After training models, you can view logged stats in tensorboard. By default, all experiments get saved under the outputs/
folder.
Simply run
tensorboard --logdir outputs/
Then, open a browser and head to http://localhost:6006/ to view experiments.
This repo supports hyper parameter view under hparams
tab, evolution of confusion matrices under images
tab and profiling of the code under pytorch profiler
tab.
A tensorboard summary of the best models can be found here
By default, all outputs can be found under the outputs/
folder.
Each run will be timestamped, and contain a checkpoints
directory with a last-model.ckpt
and best-model.ckpt
.
To evaluate a model on the test set, run the eval.py
script while specifying the checkpoint of the best trained model, e.g.:
python eval.py --ckpt-path /path/to/best-model.ckpt
This will automatically load the model checkpoint and produce a summary of all the metrics on a given test set.
Results of the evaluation will be saved where the script was run.
You can specify which test set to evaluate on with the --dataset-name
flag (by default it evaluates on bigearthnet-mini
).
This is useful for e.g. training on bigearthnet-medium
and evaluating on bigearthnet-full
test set.
python eval.py --ckpt-path /path/to/best-model.ckpt --dataset-name bigearthnet-full
For additional parameters such as speciying to do the evaluation on a gpu, run:
python eval.py --help for additional parameters.
You can view a sample notebook here. You can also follow the setup in the notebook to run models from within colab.
Note that viewing results within tensorboard won't be possible from colab, but you can download the outputs/
folder locally to view them.
You can also use pre-trained models from within colab.

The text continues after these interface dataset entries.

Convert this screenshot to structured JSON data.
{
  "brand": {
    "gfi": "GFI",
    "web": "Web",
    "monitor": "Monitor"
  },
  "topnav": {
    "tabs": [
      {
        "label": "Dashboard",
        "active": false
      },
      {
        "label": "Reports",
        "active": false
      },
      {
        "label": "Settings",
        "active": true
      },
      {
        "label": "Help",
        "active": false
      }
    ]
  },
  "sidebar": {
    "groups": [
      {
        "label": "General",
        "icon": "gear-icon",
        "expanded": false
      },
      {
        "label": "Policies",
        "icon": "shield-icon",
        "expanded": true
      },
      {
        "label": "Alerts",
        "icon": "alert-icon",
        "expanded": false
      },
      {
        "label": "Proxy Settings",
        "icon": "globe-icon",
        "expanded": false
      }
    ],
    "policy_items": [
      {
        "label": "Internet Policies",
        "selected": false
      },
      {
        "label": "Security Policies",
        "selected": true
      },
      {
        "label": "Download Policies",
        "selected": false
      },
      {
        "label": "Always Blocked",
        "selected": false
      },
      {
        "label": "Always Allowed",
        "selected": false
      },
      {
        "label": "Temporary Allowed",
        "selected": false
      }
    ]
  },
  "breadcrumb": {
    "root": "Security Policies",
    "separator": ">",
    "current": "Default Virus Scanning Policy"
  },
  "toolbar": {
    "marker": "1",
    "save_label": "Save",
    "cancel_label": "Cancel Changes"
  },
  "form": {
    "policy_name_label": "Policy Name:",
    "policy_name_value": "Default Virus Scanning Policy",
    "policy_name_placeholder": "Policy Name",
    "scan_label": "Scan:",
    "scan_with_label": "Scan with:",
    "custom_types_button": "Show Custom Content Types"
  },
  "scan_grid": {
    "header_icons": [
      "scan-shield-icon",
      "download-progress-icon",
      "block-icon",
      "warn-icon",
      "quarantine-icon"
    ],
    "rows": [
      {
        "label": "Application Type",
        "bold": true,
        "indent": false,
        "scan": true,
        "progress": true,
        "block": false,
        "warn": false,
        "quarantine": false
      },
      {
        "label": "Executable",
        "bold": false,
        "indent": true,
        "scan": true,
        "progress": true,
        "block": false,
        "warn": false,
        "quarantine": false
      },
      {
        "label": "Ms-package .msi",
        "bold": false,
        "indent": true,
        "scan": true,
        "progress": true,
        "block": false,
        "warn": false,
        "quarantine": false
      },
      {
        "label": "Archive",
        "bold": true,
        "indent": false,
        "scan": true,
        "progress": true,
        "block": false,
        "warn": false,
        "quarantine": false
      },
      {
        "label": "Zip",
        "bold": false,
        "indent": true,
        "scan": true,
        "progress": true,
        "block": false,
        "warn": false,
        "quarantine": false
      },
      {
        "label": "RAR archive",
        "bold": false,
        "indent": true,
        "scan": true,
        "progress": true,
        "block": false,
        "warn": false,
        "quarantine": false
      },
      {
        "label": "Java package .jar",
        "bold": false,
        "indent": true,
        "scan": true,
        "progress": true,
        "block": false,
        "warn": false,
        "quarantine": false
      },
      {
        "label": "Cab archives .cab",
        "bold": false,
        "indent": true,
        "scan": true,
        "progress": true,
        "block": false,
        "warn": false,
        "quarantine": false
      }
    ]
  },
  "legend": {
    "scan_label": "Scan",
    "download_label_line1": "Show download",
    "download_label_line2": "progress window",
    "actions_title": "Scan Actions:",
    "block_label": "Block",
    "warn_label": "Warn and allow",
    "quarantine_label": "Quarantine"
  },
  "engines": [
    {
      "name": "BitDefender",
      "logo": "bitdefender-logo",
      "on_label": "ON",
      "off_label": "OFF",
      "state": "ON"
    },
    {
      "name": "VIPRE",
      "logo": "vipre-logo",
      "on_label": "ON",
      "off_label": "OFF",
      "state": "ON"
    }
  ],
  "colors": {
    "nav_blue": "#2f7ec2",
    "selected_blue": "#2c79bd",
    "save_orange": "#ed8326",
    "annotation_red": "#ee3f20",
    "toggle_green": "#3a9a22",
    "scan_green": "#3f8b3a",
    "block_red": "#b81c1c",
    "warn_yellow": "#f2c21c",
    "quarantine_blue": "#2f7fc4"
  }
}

A tensorboard summary of the best models can be found here
You can download the pre-trained models here:
Pre-trained ConvNext Pre-trained ViT
The workshop consists of 4 virtual sessions, that were presented live. You can find the accompanying slides and materials here:
Tuesday, October 4, 2022 Duration: 2 hours
Content:
- Review what images are and how computers interpret them (grayscale vs. RGB images)
- Review of concepts behind image classification in a supervised learning setting
- Common neural network architectures and their underlying operations (Multilayer perceptrons, Convolutional neural networks)

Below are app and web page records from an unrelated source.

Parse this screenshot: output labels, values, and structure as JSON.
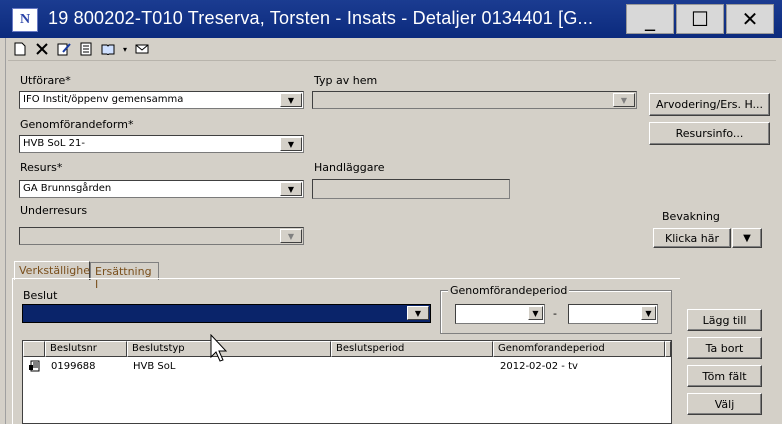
{
  "window": {
    "title": "19 800202-T010   Treserva, Torsten   -   Insats - Detaljer   0134401   [G...",
    "icon_text": "N",
    "minimize": "_",
    "maximize": "☐",
    "close": "✕"
  },
  "toolbar": [
    "new-document-icon",
    "delete-icon",
    "edit-icon",
    "report-icon",
    "book-icon",
    "mail-icon"
  ],
  "form": {
    "utforare_label": "Utförare*",
    "utforare_value": "IFO Instit/öppenv gemensamma",
    "typ_av_hem_label": "Typ av hem",
    "typ_av_hem_value": "",
    "genomforandeform_label": "Genomförandeform*",
    "genomforandeform_value": "HVB SoL 21-",
    "resurs_label": "Resurs*",
    "resurs_value": "GA Brunnsgården",
    "handlaggare_label": "Handläggare",
    "handlaggare_value": "",
    "underresurs_label": "Underresurs",
    "underresurs_value": ""
  },
  "buttons": {
    "arvodering": "Arvodering/Ers. H...",
    "resursinfo": "Resursinfo...",
    "bevakning_label": "Bevakning",
    "klicka_har": "Klicka här",
    "lagg_till": "Lägg till",
    "ta_bort": "Ta bort",
    "tom_falt": "Töm fält",
    "valj": "Välj"
  },
  "tabs": [
    "Verkställighet",
    "Ersättning I"
  ],
  "beslut": {
    "label": "Beslut",
    "value": ""
  },
  "period": {
    "legend": "Genomförandeperiod",
    "from": "",
    "separator": "-",
    "to": ""
  },
  "list": {
    "columns": [
      "Beslutsnr",
      "Beslutstyp",
      "Beslutsperiod",
      "Genomforandeperiod"
    ],
    "rows": [
      {
        "icon": "document-icon",
        "beslutsnr": "0199688",
        "beslutstyp": "HVB SoL",
        "beslutsperiod": "",
        "genomforandeperiod": "2012-02-02 - tv"
      }
    ]
  }
}
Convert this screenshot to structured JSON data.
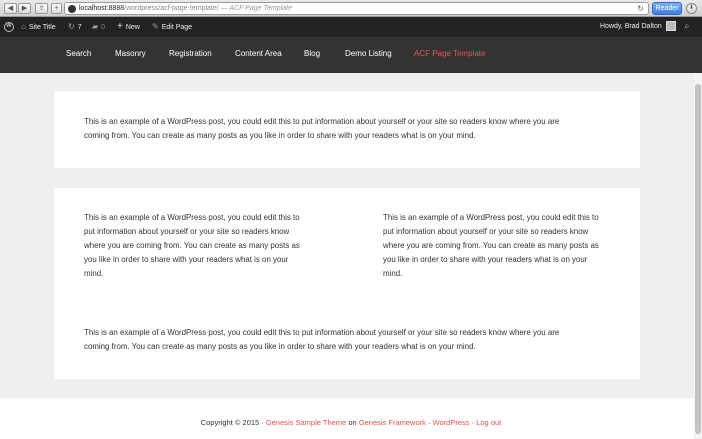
{
  "browser": {
    "back": "◀",
    "forward": "▶",
    "share": "⇪",
    "add": "+",
    "url_host": "localhost:8888",
    "url_path": "/wordpress/acf-page-template/",
    "url_title": "— ACF Page Template",
    "reload": "↻",
    "reader": "Reader",
    "download": "⬇"
  },
  "adminbar": {
    "wp_logo": "W",
    "site_icon": "⌂",
    "site_title": "Site Title",
    "updates_icon": "↻",
    "updates_count": "7",
    "comments_icon": "▰",
    "comments_count": "0",
    "new_icon": "+",
    "new_label": "New",
    "edit_icon": "✎",
    "edit_label": "Edit Page",
    "howdy": "Howdy, Brad Dalton",
    "search_icon": "⌕"
  },
  "nav": {
    "items": [
      "Search",
      "Masonry",
      "Registration",
      "Content Area",
      "Blog",
      "Demo Listing",
      "ACF Page Template"
    ]
  },
  "content": {
    "top_line1": "This is an example of a WordPress post, you could edit this to put information about yourself or your site so readers know where you are",
    "top_line2": "coming from. You can create as many posts as you like in order to share with your readers what is on your mind.",
    "col_line1": "This is an example of a WordPress post, you could edit this to",
    "col_line2": "put information about yourself or your site so readers know",
    "col_line3": "where you are coming from. You can create as many posts as",
    "col_line4": "you like in order to share with your readers what is on your",
    "col_line5": "mind.",
    "bottom_line1": "This is an example of a WordPress post, you could edit this to put information about yourself or your site so readers know where you are",
    "bottom_line2": "coming from. You can create as many posts as you like in order to share with your readers what is on your mind."
  },
  "footer": {
    "copyright": "Copyright © 2015 ·",
    "theme_link": "Genesis Sample Theme",
    "on": "on",
    "framework_link": "Genesis Framework",
    "sep1": "·",
    "wp_link": "WordPress",
    "sep2": "·",
    "logout_link": "Log out"
  },
  "colors": {
    "accent": "#e5554e",
    "admin_bar": "#222222",
    "nav_bar": "#333333"
  }
}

- Gradient descent intuitions and the role of the learning rate and optimizer
- How to evaluate models, performance metrics, confusion matrices, precision, recall, etc.
- Data Augmentation
Friday, October 7, 2022 Duration: 2 hours
Link to notebook (To complete)
Content:
This will be a hands-on, live-coding session. The task will be to implement a rock, paper, scissors game using pytorch. Simple models will be implemented and trained from scratch (e.g. MLP, LeNet). Training loops and evaluation routines will be implemented. Data splits will be considered, as well as concepts behind data augmentation and data distribution shifts.
Tuesday, October 11, 2022 Duration: 2 hours
Content:
- Overview of the evolution of state-of-the-art models on the ImageNet benchmark (VGG, ResNet)

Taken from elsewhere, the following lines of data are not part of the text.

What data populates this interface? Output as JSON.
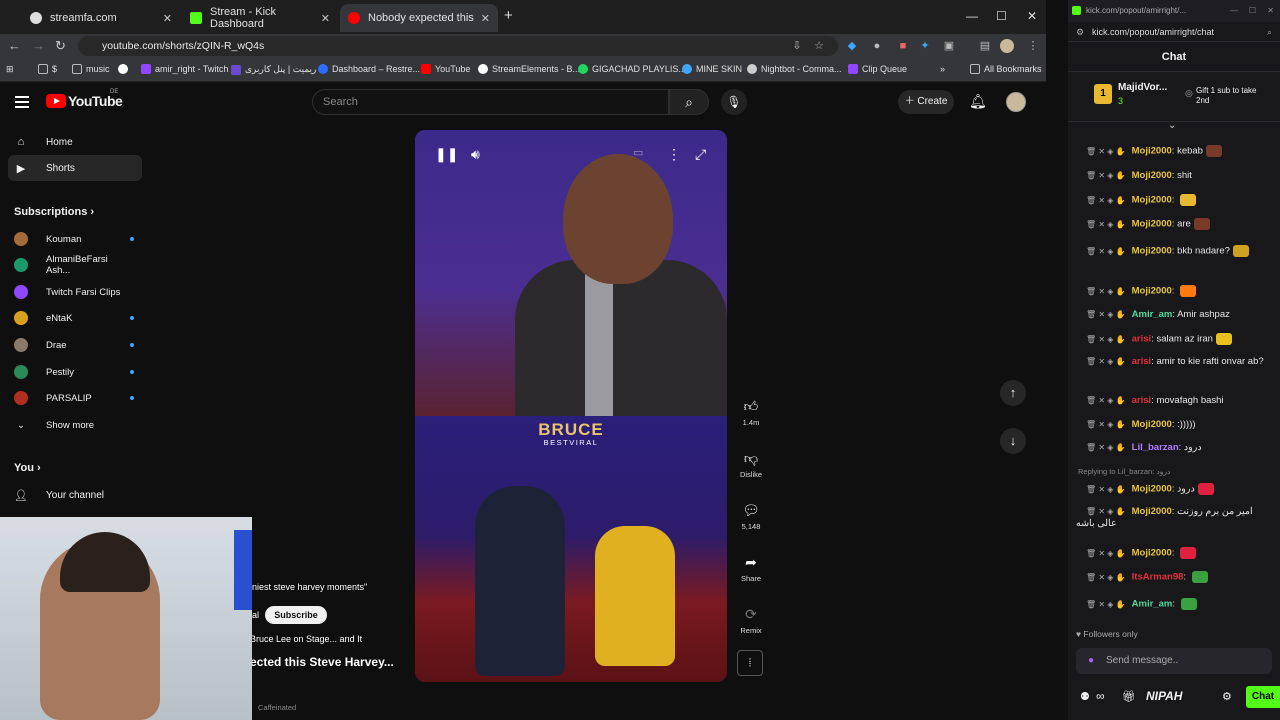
{
  "browser": {
    "tabs": [
      {
        "label": "streamfa.com",
        "color": "#ffffff"
      },
      {
        "label": "Stream - Kick Dashboard",
        "color": "#53fc18"
      },
      {
        "label": "Nobody expected this Steve",
        "color": "#ff0000"
      }
    ],
    "url": "youtube.com/shorts/zQIN-R_wQ4s",
    "bookmarks": [
      {
        "label": "$",
        "color": "#cfcfcf"
      },
      {
        "label": "music",
        "color": "#cfcfcf"
      },
      {
        "label": "amir_right - Twitch",
        "color": "#9146ff"
      },
      {
        "label": "ریمیت | پنل کاربری",
        "color": "#6b4ccf"
      },
      {
        "label": "Dashboard – Restre...",
        "color": "#2f6bff"
      },
      {
        "label": "YouTube",
        "color": "#ff0000"
      },
      {
        "label": "StreamElements - B...",
        "color": "#ffffff"
      },
      {
        "label": "GIGACHAD PLAYLIS...",
        "color": "#1ed760"
      },
      {
        "label": "MINE SKIN",
        "color": "#3ea6ff"
      },
      {
        "label": "Nightbot - Comma...",
        "color": "#cccccc"
      },
      {
        "label": "Clip Queue",
        "color": "#9146ff"
      }
    ],
    "all_bookmarks": "All Bookmarks"
  },
  "youtube": {
    "logo_text": "YouTube",
    "country": "DE",
    "search_placeholder": "Search",
    "create_label": "Create",
    "sidebar": {
      "home": "Home",
      "shorts": "Shorts",
      "subscriptions": "Subscriptions",
      "subs": [
        {
          "name": "Kouman",
          "color": "#a56b3a",
          "live": true
        },
        {
          "name": "AlmaniBeFarsi Ash...",
          "color": "#1a9a6a",
          "live": false
        },
        {
          "name": "Twitch Farsi Clips",
          "color": "#9146ff",
          "live": false
        },
        {
          "name": "eNtaK",
          "color": "#d9a020",
          "live": true
        },
        {
          "name": "Drae",
          "color": "#8a7a6a",
          "live": true
        },
        {
          "name": "Pestily",
          "color": "#2a8a5a",
          "live": true
        },
        {
          "name": "PARSALIP",
          "color": "#b03020",
          "live": true
        }
      ],
      "show_more": "Show more",
      "you": "You",
      "your_channel": "Your channel"
    },
    "video": {
      "overlay_title": "BRUCE",
      "overlay_sub": "BESTVIRAL",
      "caption": "niest steve harvey moments\"",
      "channel_frag": "al",
      "subscribe": "Subscribe",
      "desc": "Bruce Lee on Stage... and It",
      "title": "ected this Steve Harvey...",
      "footer": "Caffeinated"
    },
    "actions": {
      "likes": "1.4m",
      "dislike": "Dislike",
      "comments": "5,148",
      "share": "Share",
      "remix": "Remix"
    }
  },
  "chat": {
    "window_url_short": "kick.com/popout/amirright/...",
    "url": "kick.com/popout/amirright/chat",
    "header": "Chat",
    "pinned_user": "MajidVor...",
    "pinned_count": "3",
    "gift_text": "Gift 1 sub to take 2nd",
    "messages": [
      {
        "user": "Moji2000",
        "color": "#e8c43a",
        "text": "kebab",
        "emote": "#7a3a2a"
      },
      {
        "user": "Moji2000",
        "color": "#e8c43a",
        "text": "shit",
        "emote": ""
      },
      {
        "user": "Moji2000",
        "color": "#e8c43a",
        "text": "",
        "emote": "#e8b830"
      },
      {
        "user": "Moji2000",
        "color": "#e8c43a",
        "text": "are",
        "emote": "#7a3a2a"
      },
      {
        "user": "Moji2000",
        "color": "#e8c43a",
        "text": "bkb nadare?",
        "emote": "#d0a020"
      },
      {
        "user": "Moji2000",
        "color": "#e8c43a",
        "text": "",
        "emote": "#ff7a10"
      },
      {
        "user": "Amir_am",
        "color": "#53d9a0",
        "text": "Amir ashpaz",
        "emote": ""
      },
      {
        "user": "arisi",
        "color": "#e0303a",
        "text": "salam az iran",
        "emote": "#e8c020"
      },
      {
        "user": "arisi",
        "color": "#e0303a",
        "text": "amir to kie rafti onvar ab?",
        "emote": ""
      },
      {
        "user": "arisi",
        "color": "#e0303a",
        "text": "movafagh bashi",
        "emote": ""
      },
      {
        "user": "Moji2000",
        "color": "#e8c43a",
        "text": ":)))))",
        "emote": ""
      },
      {
        "user": "Lil_barzan",
        "color": "#b07cff",
        "text": "درود",
        "emote": ""
      },
      {
        "user": "Moji2000",
        "color": "#e8c43a",
        "text": "درود",
        "emote": "#e02040"
      },
      {
        "user": "Moji2000",
        "color": "#e8c43a",
        "text": "امیر من برم روزنت عالی باشه",
        "emote": ""
      },
      {
        "user": "Moji2000",
        "color": "#e8c43a",
        "text": "",
        "emote": "#e02040"
      },
      {
        "user": "ItsArman98",
        "color": "#e0303a",
        "text": "",
        "emote": "#3aa040"
      },
      {
        "user": "Amir_am",
        "color": "#53d9a0",
        "text": "",
        "emote": "#3aa040"
      }
    ],
    "reply_note": "Replying to Lil_barzan: درود",
    "followers_only": "Followers only",
    "send_placeholder": "Send message..",
    "chat_btn": "Chat",
    "nipah": "NIPAH"
  }
}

- Introduction to self-attention, transformers and vision transformers (ViT)
- Comparisons (pros, cons, differences) between CNNs and ViT (Tradeoffs, benchmarks, speed, inference, model size etc.)
- Foundation models + zero shot learning (CLIP)
- Introduction to object detection and image segmentation
Duration: 2 hours Friday, October 14, 2022
Summary: In this session, we will be implementing a remote-sensing task on the bigearthnet dataset (multi-label classification). We will implement a baseline and compare it to state-of-the-art models (both pre-trained and fine-tuned models). Concepts of fine-tuning pretrained models and hyper parameter tuning will be explained and implemented. We will focus on what goes into implementing a codebase for larger models/datasets as well as best practices surrounding the experiments - debugging, monitoring results, testing, reporting, checkpointing etc.